We can direcly pass a quantized checkpoint path, too:

```diff
+ --quantized_model_path="hf-internal-testing/flux.1-dev-nf4-pkg"
```

Depending on the machine, training time will vary but for our case, it was 1.5 hours. It maybe possible to speed this up by using `torch.bfloat16`. 
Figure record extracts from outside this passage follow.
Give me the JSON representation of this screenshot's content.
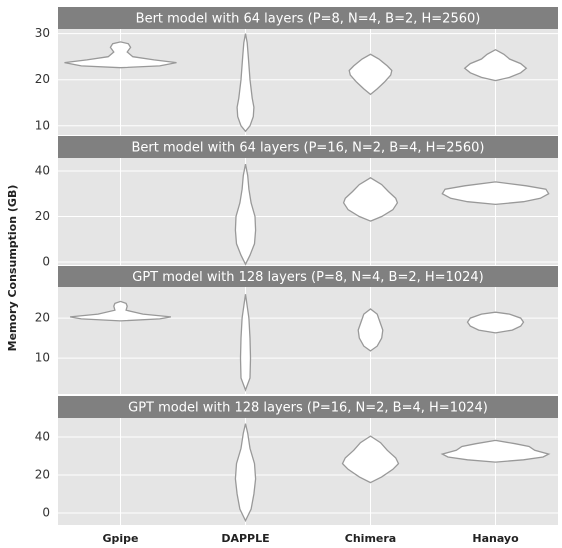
{
  "y_label": "Memory Consumption (GB)",
  "categories": [
    "Gpipe",
    "DAPPLE",
    "Chimera",
    "Hanayo"
  ],
  "chart_data": [
    {
      "type": "violin",
      "title": "Bert model with 64 layers (P=8, N=4, B=2, H=2560)",
      "color": "#ffffff",
      "grid": true,
      "ylim": [
        8,
        31
      ],
      "yticks": [
        10,
        20,
        30
      ],
      "violins": [
        {
          "y": [
            22.6,
            23,
            23.7,
            24.3,
            25,
            26,
            27,
            27.8,
            28.2
          ],
          "density": [
            0,
            0.7,
            1,
            0.6,
            0.22,
            0.12,
            0.18,
            0.14,
            0
          ]
        },
        {
          "y": [
            8.8,
            10,
            12,
            14,
            16,
            20,
            25,
            28,
            30
          ],
          "density": [
            0,
            0.08,
            0.14,
            0.15,
            0.12,
            0.08,
            0.05,
            0.03,
            0
          ]
        },
        {
          "y": [
            16.8,
            18,
            19.5,
            21,
            22,
            23,
            24.5,
            25.5
          ],
          "density": [
            0,
            0.12,
            0.25,
            0.36,
            0.38,
            0.3,
            0.15,
            0
          ]
        },
        {
          "y": [
            19.8,
            20.5,
            21.5,
            22.5,
            23.5,
            24.5,
            25.5,
            26.5
          ],
          "density": [
            0,
            0.25,
            0.45,
            0.55,
            0.45,
            0.25,
            0.15,
            0
          ]
        }
      ]
    },
    {
      "type": "violin",
      "title": "Bert model with 64 layers (P=16, N=2, B=4, H=2560)",
      "color": "#ffffff",
      "grid": true,
      "ylim": [
        -1.3,
        45.7
      ],
      "yticks": [
        0,
        20,
        40
      ],
      "violins": [
        {
          "y": [],
          "density": []
        },
        {
          "y": [
            -1,
            3,
            8,
            14,
            20,
            26,
            32,
            38,
            43
          ],
          "density": [
            0,
            0.08,
            0.16,
            0.18,
            0.17,
            0.1,
            0.06,
            0.04,
            0
          ]
        },
        {
          "y": [
            18,
            20,
            23,
            26,
            28,
            31,
            34,
            37
          ],
          "density": [
            0,
            0.2,
            0.4,
            0.48,
            0.45,
            0.32,
            0.2,
            0
          ]
        },
        {
          "y": [
            25.3,
            26.5,
            28,
            30,
            32,
            33.5,
            35.2
          ],
          "density": [
            0,
            0.5,
            0.8,
            0.95,
            0.9,
            0.55,
            0
          ]
        }
      ]
    },
    {
      "type": "violin",
      "title": "GPT model with 128 layers (P=8, N=4, B=2, H=1024)",
      "color": "#ffffff",
      "grid": true,
      "ylim": [
        1,
        27.8
      ],
      "yticks": [
        10,
        20
      ],
      "violins": [
        {
          "y": [
            19.3,
            19.8,
            20.3,
            21,
            22,
            23,
            23.7,
            24.2
          ],
          "density": [
            0,
            0.7,
            0.9,
            0.4,
            0.1,
            0.12,
            0.1,
            0
          ]
        },
        {
          "y": [
            2,
            5,
            10,
            15,
            20,
            26
          ],
          "density": [
            0,
            0.08,
            0.09,
            0.08,
            0.06,
            0
          ]
        },
        {
          "y": [
            11.8,
            13,
            15,
            17,
            19,
            21,
            22.3
          ],
          "density": [
            0,
            0.12,
            0.2,
            0.22,
            0.17,
            0.12,
            0
          ]
        },
        {
          "y": [
            16.3,
            17,
            18,
            19,
            20,
            21,
            21.5
          ],
          "density": [
            0,
            0.3,
            0.45,
            0.5,
            0.45,
            0.25,
            0
          ]
        }
      ]
    },
    {
      "type": "violin",
      "title": "GPT model with 128 layers (P=16, N=2, B=4, H=1024)",
      "color": "#ffffff",
      "grid": true,
      "ylim": [
        -6.3,
        50
      ],
      "yticks": [
        0,
        20,
        40
      ],
      "violins": [
        {
          "y": [],
          "density": []
        },
        {
          "y": [
            -4,
            2,
            10,
            18,
            26,
            34,
            42,
            47
          ],
          "density": [
            0,
            0.1,
            0.15,
            0.18,
            0.16,
            0.08,
            0.04,
            0
          ]
        },
        {
          "y": [
            16,
            19,
            23,
            26,
            29,
            33,
            37,
            40.5
          ],
          "density": [
            0,
            0.2,
            0.4,
            0.5,
            0.45,
            0.3,
            0.18,
            0
          ]
        },
        {
          "y": [
            26.8,
            28,
            29.5,
            31,
            33,
            35,
            36.5,
            38.2
          ],
          "density": [
            0,
            0.5,
            0.85,
            0.95,
            0.7,
            0.6,
            0.35,
            0
          ]
        }
      ]
    }
  ]
}
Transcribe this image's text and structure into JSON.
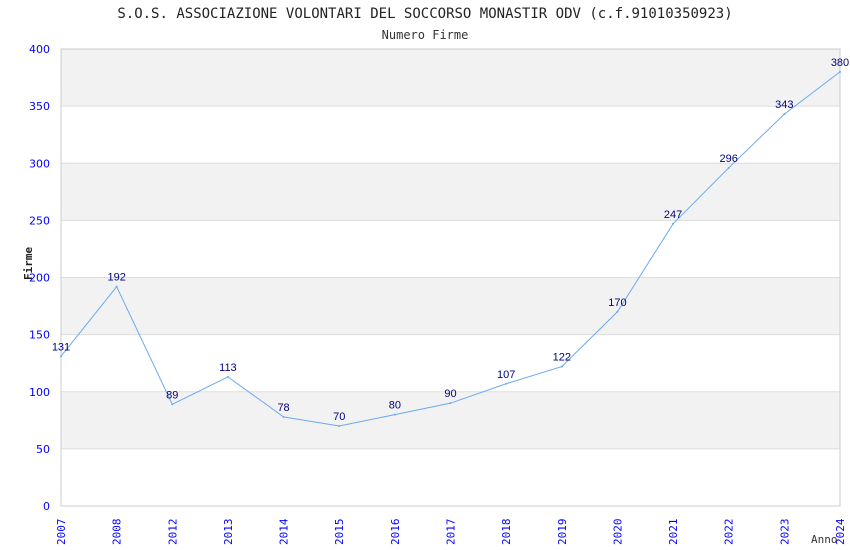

We support training with the DeepSpeed Zero2 optimizer, too. To use it, first install DeepSpeed:

```bash
pip install -Uq deepspeed
```

And then launch:

```bash
accelerate launch --config_file=ds2.yaml \
  train_dreambooth_lora_flux_miniature.py \
  --pretrained_model_name_or_path="black-forest-labs/FLUX.1-dev" \
  --data_df_path="embeddings.parquet" \
  --output_dir="yarn_art_lora_flux_nf4" \
  --mixed_precision="no" \
  --use_8bit_adam \
  --weighting_scheme="none" \
  --resolution=1024 \
  --train_batch_size=1 \
  --repeats=1 \
  --learning_rate=1e-4 \
  --guidance_scale=1 \
  --report_to="wandb" \
  --gradient_accumulation_steps=4 \
  --gradient_checkpointing \
  --lr_scheduler="constant" \
  --lr_warmup_steps=0 \
  --cache_latents \
  --rank=4 \
  --max_train_steps=700 \
  --seed="0"
```

## Inference

When loading the LoRA params (that were obtained on a quantized base model) and merging them into the base model, it is recommended to first dequantize the base model, merge the LoRA params into it, and then quantize the model again. This is because merging into 4bit quantized models can lead to some rounding errors. Below, we provide an end-to-end example:

1. First, load the original model and merge the LoRA params into it:

```py
from diffusers import FluxPipeline 
import torch 

ckpt_id = "black-forest-labs/FLUX.1-dev"
pipeline = FluxPipeline.from_pretrained(
    ckpt_id, text_encoder=None, text_encoder_2=None, torch_dtype=torch.float16
)
pipeline.load_lora_weights("yarn_art_lora_flux_nf4", weight_name="pytorch_lora_weights.safetensors")
pipeline.fuse_lora()
pipeline.unload_lora_weights()

pipeline.transformer.save_pretrained("fused_transformer")
```

2. Quantize the model and run inference

```py
from diffusers import AutoPipelineForText2Image, FluxTransformer2DModel, BitsAndBytesConfig
import torch

ckpt_id = "black-forest-labs/FLUX.1-dev"
bnb_4bit_compute_dtype = torch.float16
nf4_config = BitsAndBytesConfig(
    load_in_4bit=True,
    bnb_4bit_quant_type="nf4",
    bnb_4bit_compute_dtype=bnb_4bit_compute_dtype,
)
transformer = FluxTransformer2DModel.from_pretrained(
    "fused_transformer",
    quantization_config=nf4_config,
    torch_dtype=bnb_4bit_compute_dtype,
)
pipeline = AutoPipelineForText2Image.from_pretrained(
    ckpt_id, transformer=transformer, torch_dtype=bnb_4bit_compute_dtype
)
pipeline.enable_model_cpu_offload()

image = pipeline(
    "a puppy in a pond, yarn art style", num_inference_steps=28, guidance_scale=3.5, height=768
).images[0]
image.save("yarn_merged.png")
```

|   Dequantize, merge, quantize   |   Merging directly into quantized model   |
|-------|-------|
| ![Image A](https://huggingface.co/datasets/sayakpaul/sample-datasets/resolve/main/quantized_flux_training/merged.png) | ![Image B](https://huggingface.co/datasets/sayakpaul/sample-datasets/resolve/main/quantized_flux_training/unmerged.png) |

As we can notice the first column result follows the style more closely.